Place the nutritional yeast flakes and flour in a medium bowl. Gradually whisk in the water, taking care to avoid lumps. Whisk in remaining ingredients until smooth. Pour into a small saucepan and cook over medium heat, stirring or whisking constantly until very thick and smooth. Serve hot, warm, or thoroughly chilled. Keeps about 5 to 7 days in the refrigerator.

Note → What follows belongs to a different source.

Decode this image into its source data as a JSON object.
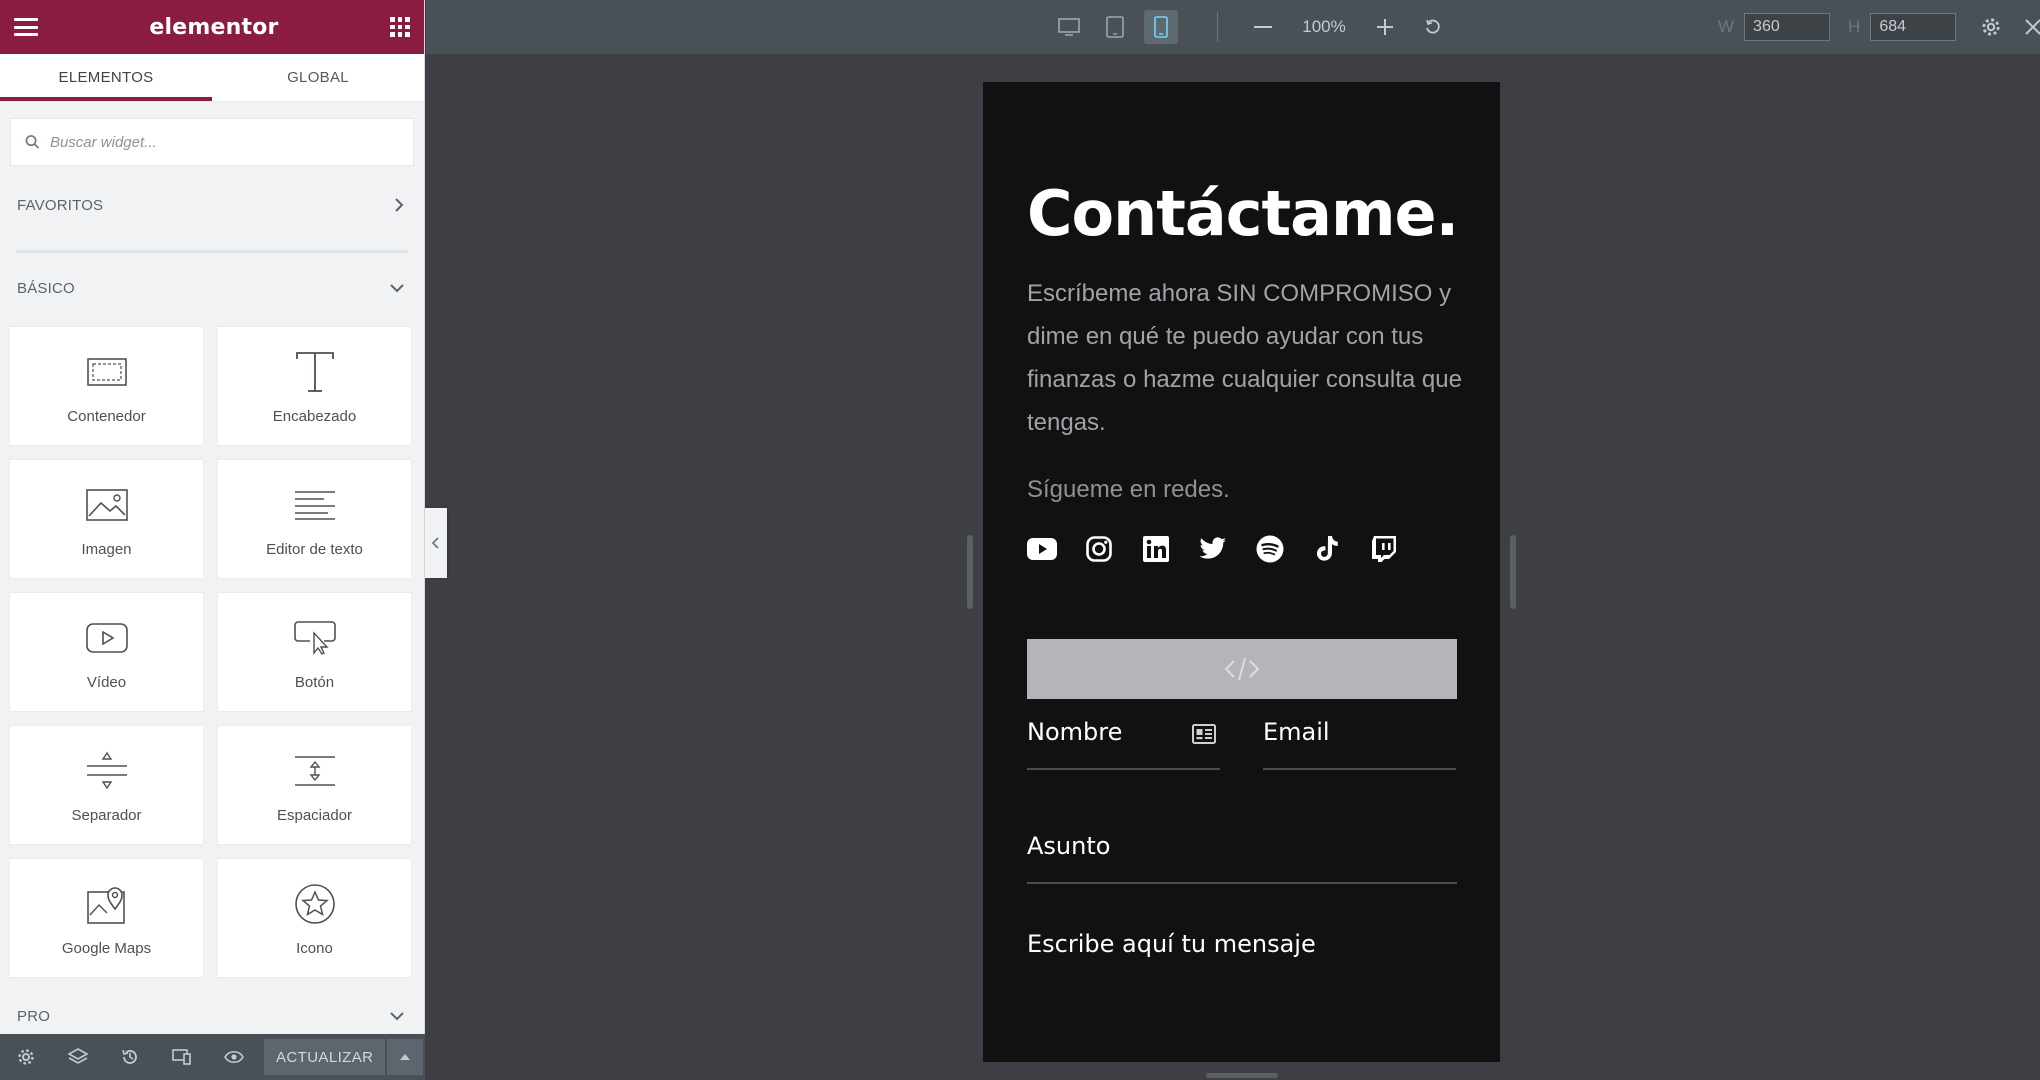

Nutrition information per 1/4 cup: 110 calories – 10 g protein, 5 g fat, 12 g carbohydrate, 15 mg calcium, 227 mg sodium.

Nutritional Yeast Flakes

A very concentrated source of complete protein. It is also a rich source of vitamin B12 – a tablespoon provides more than 100% of the RDA of B12 and of pantothenic acid. Also rich in thiamine, riboflavin, niacin, vitamin B6 and folate. It is one of the few non-animal sources of complete protein or B12, so it's a great supplement for vegetarians. Helps to lower cholesterol and its high chromium content has health benefits for diabetics. In clinical trials, was effective in reducing acne.
** Not recommended in doses above 3 tablespoons daily, or for people with gout, kidney disease, or arthritis, due to the high purine content. May contribute to migraines for some people.
(Murray 631-633, Vegetarian Resource Group - vrg.org)

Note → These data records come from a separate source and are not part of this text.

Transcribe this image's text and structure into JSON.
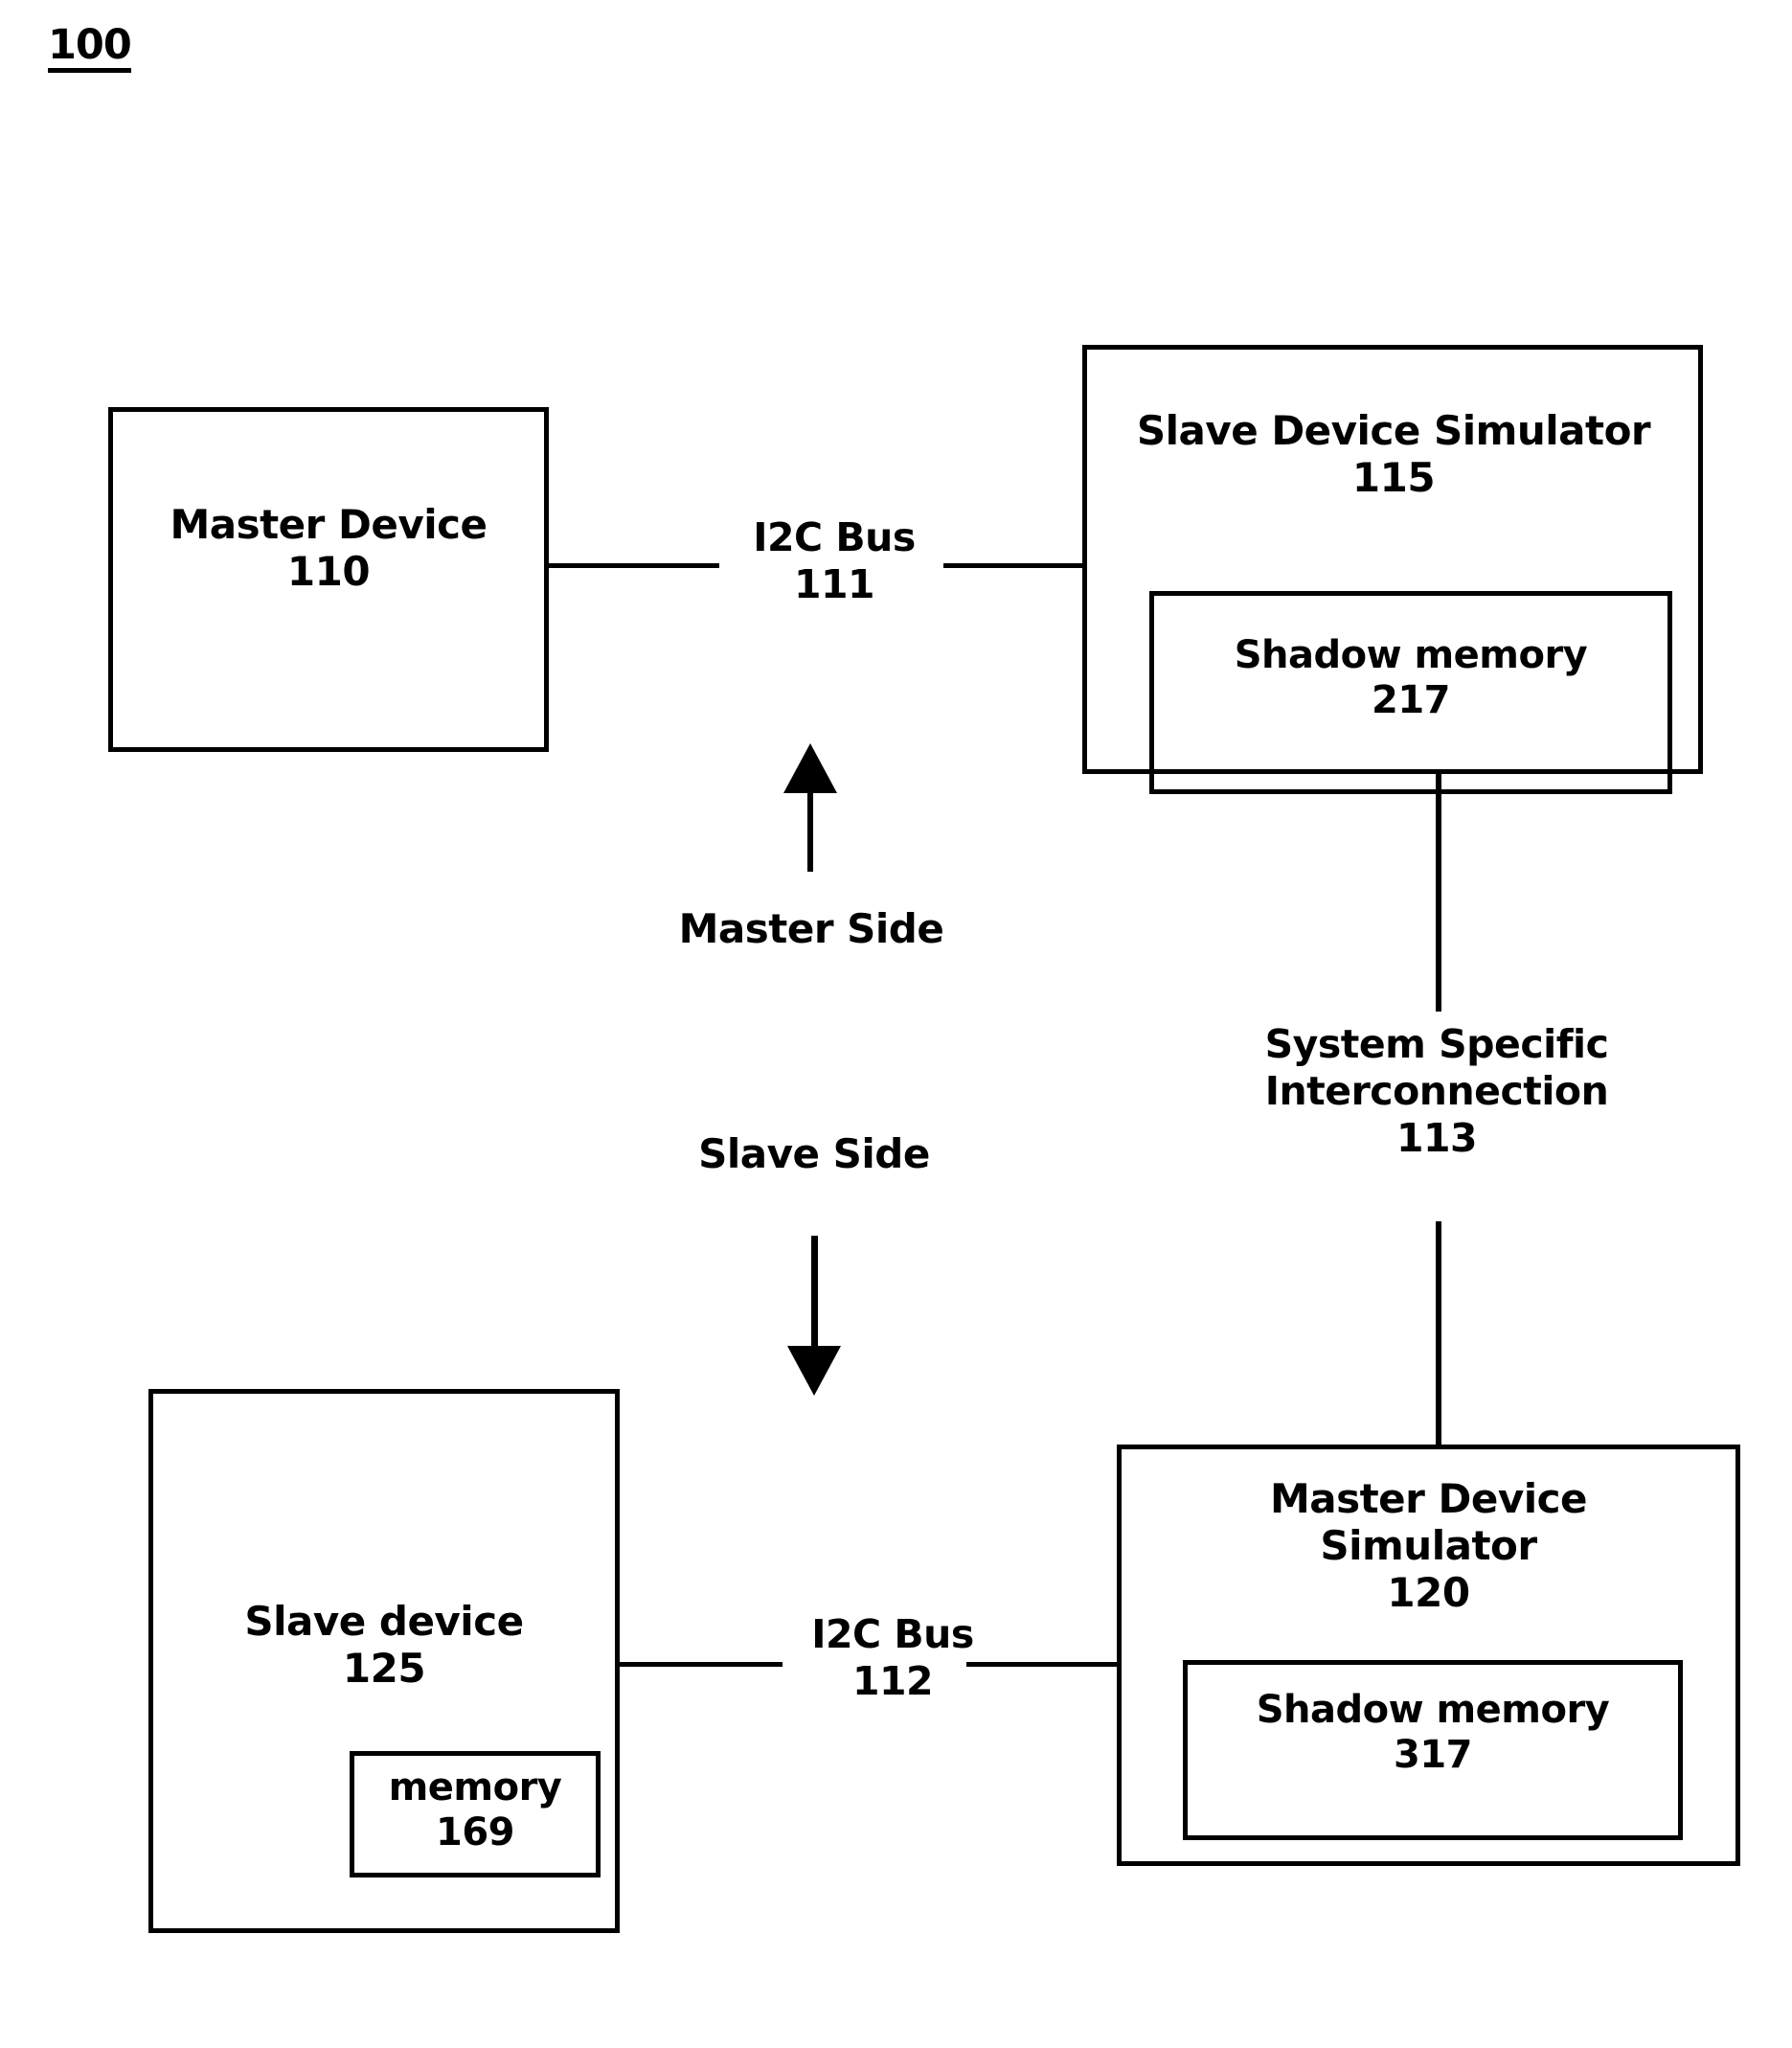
{
  "figure": {
    "number": "100"
  },
  "blocks": {
    "master_device": {
      "name": "Master Device",
      "ref": "110",
      "label": "Master Device\n110"
    },
    "slave_device_simulator": {
      "name": "Slave Device Simulator",
      "ref": "115",
      "label": "Slave Device Simulator\n115"
    },
    "shadow_memory_217": {
      "name": "Shadow memory",
      "ref": "217",
      "label": "Shadow memory\n217"
    },
    "slave_device": {
      "name": "Slave device",
      "ref": "125",
      "label": "Slave device\n125"
    },
    "memory_169": {
      "name": "memory",
      "ref": "169",
      "label": "memory\n169"
    },
    "master_device_simulator": {
      "name": "Master Device Simulator",
      "ref": "120",
      "label": "Master Device\nSimulator\n120"
    },
    "shadow_memory_317": {
      "name": "Shadow memory",
      "ref": "317",
      "label": "Shadow memory\n317"
    }
  },
  "connections": {
    "i2c_bus_111": {
      "name": "I2C Bus",
      "ref": "111",
      "label": "I2C Bus\n111"
    },
    "i2c_bus_112": {
      "name": "I2C Bus",
      "ref": "112",
      "label": "I2C Bus\n112"
    },
    "system_specific_interconnection_113": {
      "name": "System Specific Interconnection",
      "ref": "113",
      "label": "System Specific\nInterconnection\n113"
    }
  },
  "annotations": {
    "master_side": "Master Side",
    "slave_side": "Slave Side"
  },
  "colors": {
    "ink": "#000000",
    "paper": "#ffffff"
  }
}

The Ultimate Uncheese Cookbook was the only thing my vegan boss asked me to bring back to Ecuador, and I've seen Jen at veganlunchbox use recipes from it too. And then we were given a copy as one of our class textbooks. So even though I'm a real-cheese kind of gal, I thought I'd try a recipe for my class demo. I got 9 thumbs up, even though most of my classmates are far from vegetarian.

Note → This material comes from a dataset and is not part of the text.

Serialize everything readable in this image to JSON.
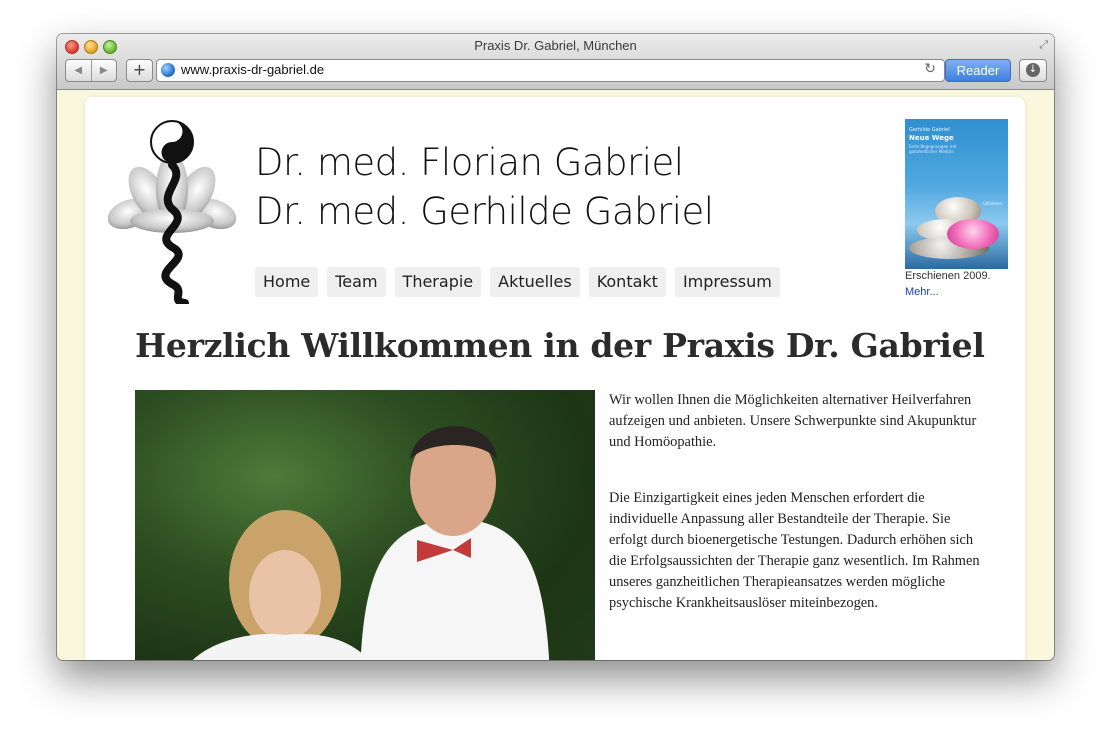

It was really cheap, easy to make, and came out a great gooey consistency. It didn't taste like cheese, but it also didn't taste like plastic (or soy, or chickpeas...) It was herby, but not very tomatoey, so I might try adding tomato paste the next time, or even subbing that for the ketchup. You could play around a little with the spices, but the author warns that since there are so few ingredients, a little change makes a huge difference in flavor. I made the second batch with a smaller pinch of cayenne and used smoked paprika, and you could definitely tell the difference - a mellower and smoky flavor. You can put this on anything. Hot it would be great on broccoli, and cold it's a perfect dip.